Gostaria de frisar bem isto: homens pacientes! Dizem que o Cardeal Siri costumava repetir: «São cinco as virtudes de um Bispo: a primeria é a paciência, a segunda é a paciência, a terceira é a paciência, a quarta é a paciência e a última é a paciência com aqueles que nos convidam a ter paciência».

Por conseguinte, é preciso comprometer-se primeiro na preparação do terreno, na amplidão da sementeira. Agir como semeadores confiantes, evitando o medo de quem se ilude de que a colheita depende só de si, ou a atitude desesperada dos alunos, que não tendo feito os deveres, gritam que já não podem fazer mais nada.

7. Bispos orantes

O mesmo texto de Act 6, 1-7 refere-se à oração como a uma das duas tarefas essenciais do Bispo: «Escolhei, pois, irmãos, dentre vós, sete varões de boa reputação, cheios do Espírito Santo e de sabedoria, aos quais confiaremos este importante negócio. Mas nós perseveraremos na oração e no ministério da palavra» (vv. 3-4). Falei de Bispos querigmáticos, agora indico outra característica da identidade do Bispo: homem de oração. A mesma parreéia que deve ter no anúncio da Palavra, que deve ter na oração, tratando com Deus nosso Senhor o bem do seu povo, a salvação do seu povo. Coragem na oração de intercessão como Abraão, que negociava com Deus a salvação daquele povo (cf. Gn 18, 22-23); como Moisés quando se sente impotente na guia do povo (Nm 11, 10-15), quando o Senhor está aborrecido com o seu povo (cf. Nm 14, 10-19), ou quando lhe diz que está para destruir o povo e promete-lhe que o fará chefe de outro povo. Aquela coragem de dizer não, não negocio o meu povo, diante d’Ele! (cf. Êx 32, 11-14.30-32).

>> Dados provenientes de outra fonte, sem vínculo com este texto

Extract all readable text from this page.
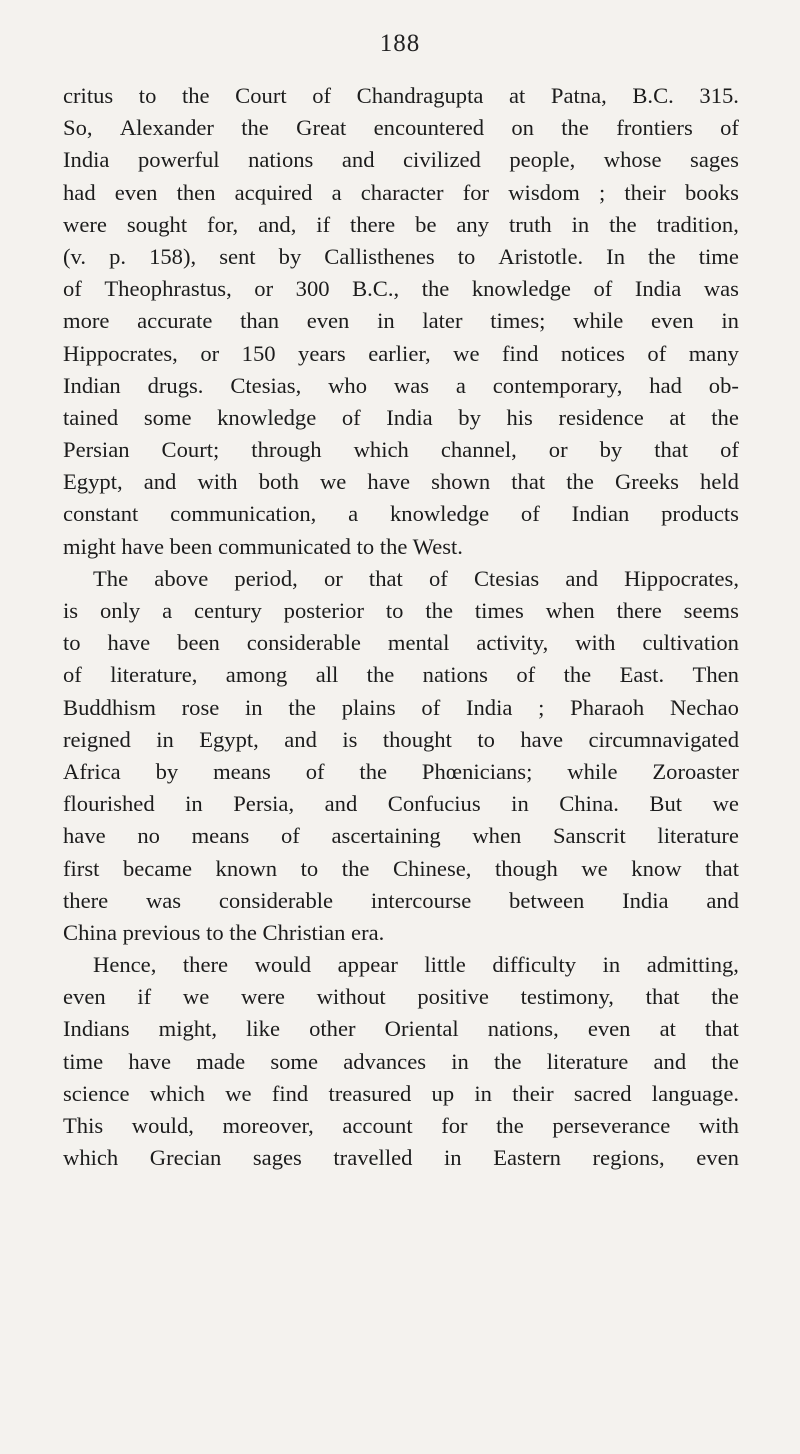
188
critus to the Court of Chandragupta at Patna, B.C. 315.
So, Alexander the Great encountered on the frontiers of
India powerful nations and civilized people, whose sages
had even then acquired a character for wisdom ; their books
were sought for, and, if there be any truth in the tradition,
(v. p. 158), sent by Callisthenes to Aristotle. In the time
of Theophrastus, or 300 B.C., the knowledge of India was
more accurate than even in later times; while even in
Hippocrates, or 150 years earlier, we find notices of many
Indian drugs. Ctesias, who was a contemporary, had ob-
tained some knowledge of India by his residence at the
Persian Court; through which channel, or by that of
Egypt, and with both we have shown that the Greeks held
constant communication, a knowledge of Indian products
might have been communicated to the West.
The above period, or that of Ctesias and Hippocrates,
is only a century posterior to the times when there seems
to have been considerable mental activity, with cultivation
of literature, among all the nations of the East. Then
Buddhism rose in the plains of India ; Pharaoh Nechao
reigned in Egypt, and is thought to have circumnavigated
Africa by means of the Phœnicians; while Zoroaster
flourished in Persia, and Confucius in China. But we
have no means of ascertaining when Sanscrit literature
first became known to the Chinese, though we know that
there was considerable intercourse between India and
China previous to the Christian era.
Hence, there would appear little difficulty in admitting,
even if we were without positive testimony, that the
Indians might, like other Oriental nations, even at that
time have made some advances in the literature and the
science which we find treasured up in their sacred language.
This would, moreover, account for the perseverance with
which Grecian sages travelled in Eastern regions, even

Um homem que não tem a coragem de discutir com Deus a favor do seu povo não pode ser Bispo — digo-o de coração, estou convencido — nem sequer aquele que não é capaz de assumir a missão de levar o povo de Deus ao lugar que Ele, o Senhor, lhes indica (cf. Êx 32, 33-34).

E isto é válido também para a paciência apostólica: a mesma hypomone que deve exercer na pregação da Palavra (cf. 2 Cor 6, 4) deve tê-la na sua oração. O Bispo deve ser capaz de «ter paciência» diante de Deus, olhando e deixando-se olhar, procurando e deixando-se procurar, encontrando e deixando-se encontrar, pacientemente diante do Senhor. Muitas vezes adormecendo diante do Senhor, mas isto é bom, faz bem!

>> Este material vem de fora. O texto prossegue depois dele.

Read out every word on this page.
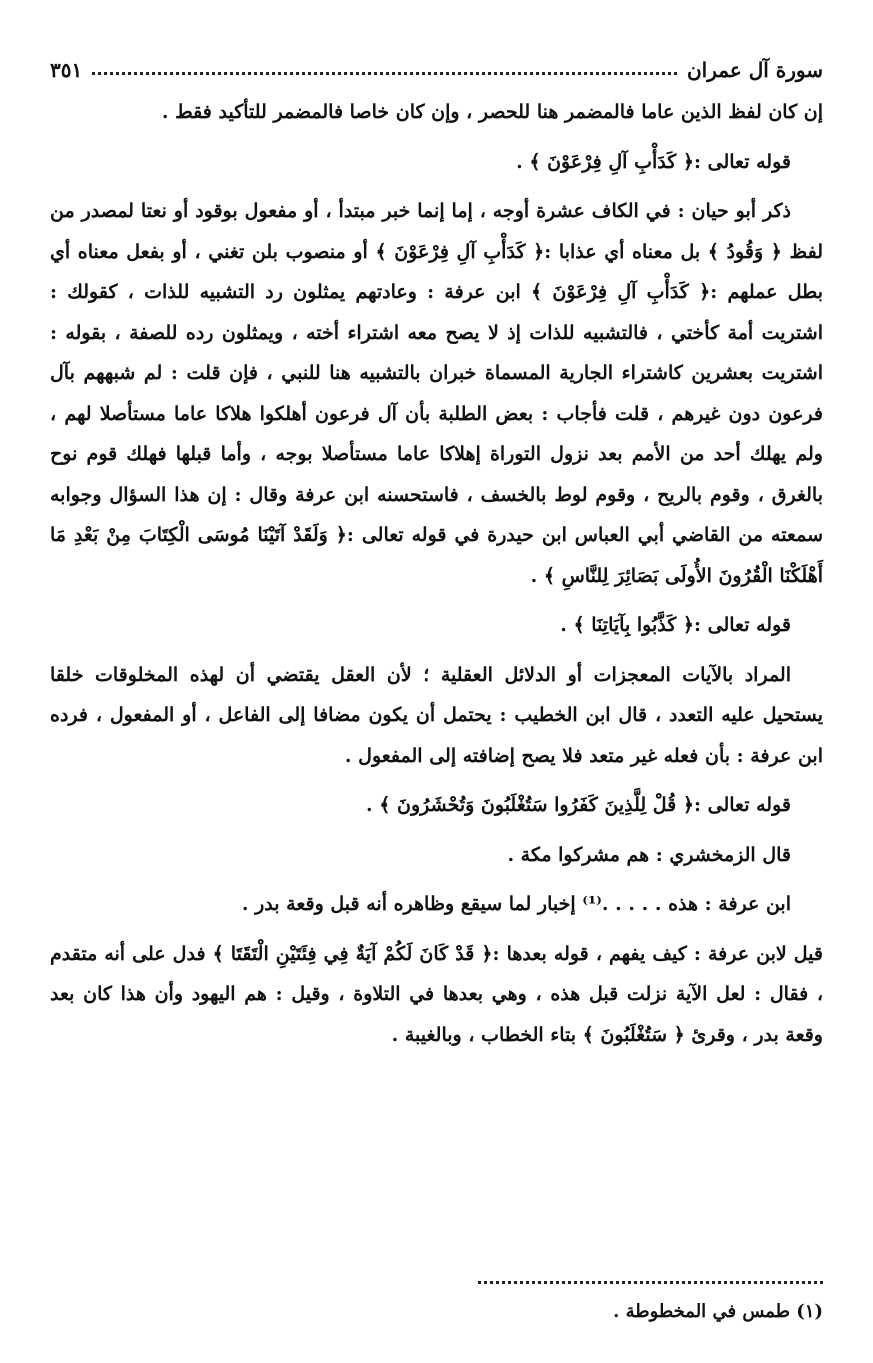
سورة آل عمران
٣٥١

إن كان لفظ الذين عاما فالمضمر هنا للحصر ، وإن كان خاصا فالمضمر للتأكيد فقط .

قوله تعالى :﴿ كَدَأْبِ آلِ فِرْعَوْنَ ﴾ .

ذكر أبو حيان : في الكاف عشرة أوجه ، إما إنما خبر مبتدأ ، أو مفعول بوقود أو نعتا لمصدر من لفظ ﴿ وَقُودُ ﴾ بل معناه أي عذابا :﴿ كَدَأْبِ آلِ فِرْعَوْنَ ﴾ أو منصوب بلن تغني ، أو بفعل معناه أي بطل عملهم :﴿ كَدَأْبِ آلِ فِرْعَوْنَ ﴾ ابن عرفة : وعادتهم يمثلون رد التشبيه للذات ، كقولك : اشتريت أمة كأختي ، فالتشبيه للذات إذ لا يصح معه اشتراء أخته ، ويمثلون رده للصفة ، بقوله : اشتريت بعشرين كاشتراء الجارية المسماة خبران بالتشبيه هنا للنبي ، فإن قلت : لم شبههم بآل فرعون دون غيرهم ، قلت فأجاب : بعض الطلبة بأن آل فرعون أهلكوا هلاكا عاما مستأصلا لهم ، ولم يهلك أحد من الأمم بعد نزول التوراة إهلاكا عاما مستأصلا بوجه ، وأما قبلها فهلك قوم نوح بالغرق ، وقوم بالريح ، وقوم لوط بالخسف ، فاستحسنه ابن عرفة وقال : إن هذا السؤال وجوابه سمعته من القاضي أبي العباس ابن حيدرة في قوله تعالى :﴿ وَلَقَدْ آتَيْنَا مُوسَى الْكِتَابَ مِنْ بَعْدِ مَا أَهْلَكْنَا الْقُرُونَ الأُولَى بَصَائِرَ لِلنَّاسِ ﴾ .

قوله تعالى :﴿ كَذَّبُوا بِآيَاتِنَا ﴾ .

المراد بالآيات المعجزات أو الدلائل العقلية ؛ لأن العقل يقتضي أن لهذه المخلوقات خلقا يستحيل عليه التعدد ، قال ابن الخطيب : يحتمل أن يكون مضافا إلى الفاعل ، أو المفعول ، فرده ابن عرفة : بأن فعله غير متعد فلا يصح إضافته إلى المفعول .

قوله تعالى :﴿ قُلْ لِلَّذِينَ كَفَرُوا سَتُغْلَبُونَ وَتُحْشَرُونَ ﴾ .

قال الزمخشري : هم مشركوا مكة .

ابن عرفة : هذه . . . . .⁽¹⁾ إخبار لما سيقع وظاهره أنه قبل وقعة بدر .

قيل لابن عرفة : كيف يفهم ، قوله بعدها :﴿ قَدْ كَانَ لَكُمْ آيَةٌ فِي فِئَتَيْنِ الْتَقَتَا ﴾ فدل على أنه متقدم ، فقال : لعل الآية نزلت قبل هذه ، وهي بعدها في التلاوة ، وقيل : هم اليهود وأن هذا كان بعد وقعة بدر ، وقرئ ﴿ سَتُغْلَبُونَ ﴾ بتاء الخطاب ، وبالغيبة .

(١) طمس في المخطوطة .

Parrésia e hypomone na oração forjam o coração do Bispo e acompanham-no na parresia e na hypomone que deve ter no anúncio da Palavra no querigma. É isto que entendo quando leio o versículo 4 do capítulo 6 dos Actos dos Apóstolos.

8. Bispos Pastores

Nas palavras que dirigi aos Representantes Pontifícios, tracei do seguinte modo o perfil dos candidatos ao episcopado: sejam Pastores próximos do povo, «pais e irmãos, sejam mansos, pacientes e misericordiosos; amem a pobreza interior como liberdade para o Senhor e também a exterior como simplicidade e austeridade de vida, que não tenham uma psicologia de “Princípios”; ... que não sejam ambiciosos e que não procurem o episcopado... sejam esposos de uma Igreja, sem andar em busca constante de outra — isto chama-se adultério. Sejam capazes de “vigiar” a grei que lhes será confiada, isto é, de cuidar tudo o que a mantém unida; ... capazes de “vigiar” o rebanho» (21 de Junho de 2013).

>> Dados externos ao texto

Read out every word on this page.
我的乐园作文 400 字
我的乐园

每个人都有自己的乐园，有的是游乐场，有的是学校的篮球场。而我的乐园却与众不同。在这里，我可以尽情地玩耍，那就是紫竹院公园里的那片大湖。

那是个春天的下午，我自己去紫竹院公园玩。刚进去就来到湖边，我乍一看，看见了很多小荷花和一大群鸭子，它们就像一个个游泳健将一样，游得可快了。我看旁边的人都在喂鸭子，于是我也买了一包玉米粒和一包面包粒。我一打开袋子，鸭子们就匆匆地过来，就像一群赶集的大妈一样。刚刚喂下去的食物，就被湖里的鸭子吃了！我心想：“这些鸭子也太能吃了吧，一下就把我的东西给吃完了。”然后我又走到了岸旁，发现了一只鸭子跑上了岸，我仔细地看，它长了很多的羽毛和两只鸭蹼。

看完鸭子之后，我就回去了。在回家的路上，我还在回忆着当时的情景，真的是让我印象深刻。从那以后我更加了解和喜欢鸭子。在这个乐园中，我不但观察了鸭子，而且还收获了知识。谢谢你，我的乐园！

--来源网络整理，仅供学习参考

Reafirmo que a Igreja precisa de Pastores autênticos; e gostaria de aprofundar este perfil do Pastor. Vejamos o testamento do apóstolo Paulo (cf. Act 20, 17-38). Trata-se do único discurso dirigido aos cristãos pronunciado pelo Apóstolo no livro dos Actos. Não fala aos seus adversários fariseus, nem aos sábios gregos, mas aos seus. Fala a nós. Ele confia os Pastores da Igreja «à Palavra da graça que tem o poder de edificar e de conceder a herança». Portanto, não donos da Palavra, mas entregues a ela, servos da Palavra. Só assim é possível edificar e obter a herança dos santos. A quantos se atormentam com a pergunta sobre a própria herança — «qual é a herança de um Bispo? O ouro ou a prata? — Paulo responde: a santidade. A Igreja permanece quando se dilata a santidade de Deus nos seus membros. Quando do íntimo do seu coração, que é a Santíssima Trindade, esta santidade brota e alcança todo o Corpo. Há necessidade de que a unção do alto escorra até à orla do manto. O Bispo nunca poderá renunciar ao anseio de que o óleo do Espírito de santidade chegue até à última orla da veste da sua Igreja.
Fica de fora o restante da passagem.